Other bands he played in were the band Road with Jimi Hendrix's bassist Noel Redding, the band Tarantula at the Vancouver Pop Festival, and The Incredibly Strung-Out Band with Peter Case. When Iggy and The Stooges needed a guitarist for a concert in Chicago, Klein (then nicknamed “Tornado”) was the guy to fill in.

==Discography==
A partial discography of his recordings includes:

- Peter Case, Doctor Moan - Co-Writer - "Have You Ever Been In Trouble"
- Various Artists, Where the Action Is!
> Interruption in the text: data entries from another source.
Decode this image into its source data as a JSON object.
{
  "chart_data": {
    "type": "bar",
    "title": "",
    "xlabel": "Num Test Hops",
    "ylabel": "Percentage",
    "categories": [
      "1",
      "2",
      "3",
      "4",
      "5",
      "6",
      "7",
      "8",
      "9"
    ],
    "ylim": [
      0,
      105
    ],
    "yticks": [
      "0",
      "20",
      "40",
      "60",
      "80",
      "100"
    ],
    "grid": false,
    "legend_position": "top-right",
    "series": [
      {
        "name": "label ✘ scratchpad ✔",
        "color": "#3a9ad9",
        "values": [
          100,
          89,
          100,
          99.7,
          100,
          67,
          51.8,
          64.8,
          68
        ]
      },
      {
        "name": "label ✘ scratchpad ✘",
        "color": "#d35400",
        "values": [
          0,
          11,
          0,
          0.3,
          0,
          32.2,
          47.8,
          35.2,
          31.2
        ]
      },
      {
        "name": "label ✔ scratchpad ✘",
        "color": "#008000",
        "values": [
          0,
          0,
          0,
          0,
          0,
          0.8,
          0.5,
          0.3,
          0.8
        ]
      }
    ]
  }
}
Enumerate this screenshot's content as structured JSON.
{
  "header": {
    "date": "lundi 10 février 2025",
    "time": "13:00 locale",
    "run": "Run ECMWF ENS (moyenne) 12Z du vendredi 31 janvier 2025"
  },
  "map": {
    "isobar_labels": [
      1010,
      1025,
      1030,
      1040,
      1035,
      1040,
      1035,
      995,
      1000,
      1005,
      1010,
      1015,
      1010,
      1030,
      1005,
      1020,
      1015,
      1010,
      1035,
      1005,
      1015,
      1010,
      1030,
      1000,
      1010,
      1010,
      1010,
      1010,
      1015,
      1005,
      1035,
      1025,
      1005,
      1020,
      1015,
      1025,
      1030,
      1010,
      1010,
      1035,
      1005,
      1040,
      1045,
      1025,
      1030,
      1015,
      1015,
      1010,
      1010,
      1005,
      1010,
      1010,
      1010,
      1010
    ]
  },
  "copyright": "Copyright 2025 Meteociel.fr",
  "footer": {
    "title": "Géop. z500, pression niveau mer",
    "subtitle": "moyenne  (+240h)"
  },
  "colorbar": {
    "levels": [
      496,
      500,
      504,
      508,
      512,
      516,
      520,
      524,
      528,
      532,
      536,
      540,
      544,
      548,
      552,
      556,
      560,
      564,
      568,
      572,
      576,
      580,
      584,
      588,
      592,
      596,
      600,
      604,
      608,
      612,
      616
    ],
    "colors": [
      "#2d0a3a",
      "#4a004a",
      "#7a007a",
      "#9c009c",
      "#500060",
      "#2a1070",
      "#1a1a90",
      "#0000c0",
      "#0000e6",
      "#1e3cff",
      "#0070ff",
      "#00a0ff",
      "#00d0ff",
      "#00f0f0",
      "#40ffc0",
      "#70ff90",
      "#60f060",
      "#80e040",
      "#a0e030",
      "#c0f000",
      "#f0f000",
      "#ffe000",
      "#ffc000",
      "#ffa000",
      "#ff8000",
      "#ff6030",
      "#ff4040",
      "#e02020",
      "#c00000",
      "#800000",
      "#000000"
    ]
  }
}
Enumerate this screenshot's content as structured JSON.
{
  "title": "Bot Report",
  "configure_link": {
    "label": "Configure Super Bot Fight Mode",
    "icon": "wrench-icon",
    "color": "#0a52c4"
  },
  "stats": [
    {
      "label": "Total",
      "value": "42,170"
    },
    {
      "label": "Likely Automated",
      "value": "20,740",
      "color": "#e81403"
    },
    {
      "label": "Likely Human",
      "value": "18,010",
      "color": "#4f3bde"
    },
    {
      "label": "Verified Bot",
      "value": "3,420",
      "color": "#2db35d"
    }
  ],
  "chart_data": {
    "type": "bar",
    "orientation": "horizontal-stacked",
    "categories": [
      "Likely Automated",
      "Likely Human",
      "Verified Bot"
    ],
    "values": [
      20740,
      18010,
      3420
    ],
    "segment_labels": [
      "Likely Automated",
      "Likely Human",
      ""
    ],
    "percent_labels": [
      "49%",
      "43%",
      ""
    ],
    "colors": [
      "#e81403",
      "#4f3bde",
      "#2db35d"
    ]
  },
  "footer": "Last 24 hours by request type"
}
Los Angeles Nuggets 1965–1968 – Guitar
- Peter Case, Who's Gonna Go Your Crooked Mile? – Tamboura
- Peter Case, Beeline – Tamboura
- Peter Case, Peter Case- Tamboura
- Little Feat, Hotcakes & Outtakes: 30 Years of Little Feat – Dulcimer, Guitar
- Marshall Crenshaw, Downtown – Tamboura
- Beck, Mutations – Tamboura, Sitar
- Beck, "Nobody's Fault But My Own" – Tamboura, Sitar
- Various Artists, All Day Thumbsucker Revisited – Guitar
- Lowell George & The Factory, Lightning-Rod Man – Guitar, songwriter
- Emil Richards & The Factory – Guitar, songwriter
- Easy Rider Soundtrack – Guitar, composer
- Broken Homes, Broken Homes – Tamboura
- Kim Fowley, I'm Bad – Guitar
- João Donato, A Bad Donato – Guitar
- Echo Park, Echo Park Soundtrack – Sitar
- Peter Ivers, Nirvana Peter – Guitar
- Fraternity of Man, Fraternity of Man 1968 Guitar, Sitar, Tamboura, songwriter
- Fraternity of Man, Get It On – Guitar, Sitar, Tamboura
- Judy Mayhan, Moments – Sitar

==Movie credits==
- Easy Rider – Guitar and background vocals (Don't Bogart That Joint)
- Grand Theft Auto - Guitar
- The Main Event – Guitar for Barbra Streisand dance
- Airplane! – Guitar
- Charly – Guitar, Composer for the montage of stills
- American Pop – Guitar
- Love Potion No. 9 – Sitar
- Taking Woodstock – Guitar & Songwriter (Whispy Paisly Skies)

==Television credits==
- Stranger Things – song placement “Every Other Girl”
- Dinah Shore Show – performed original song “Sweet Lady” with Stacy Keach
- F-Troop – Lead Guitar performance.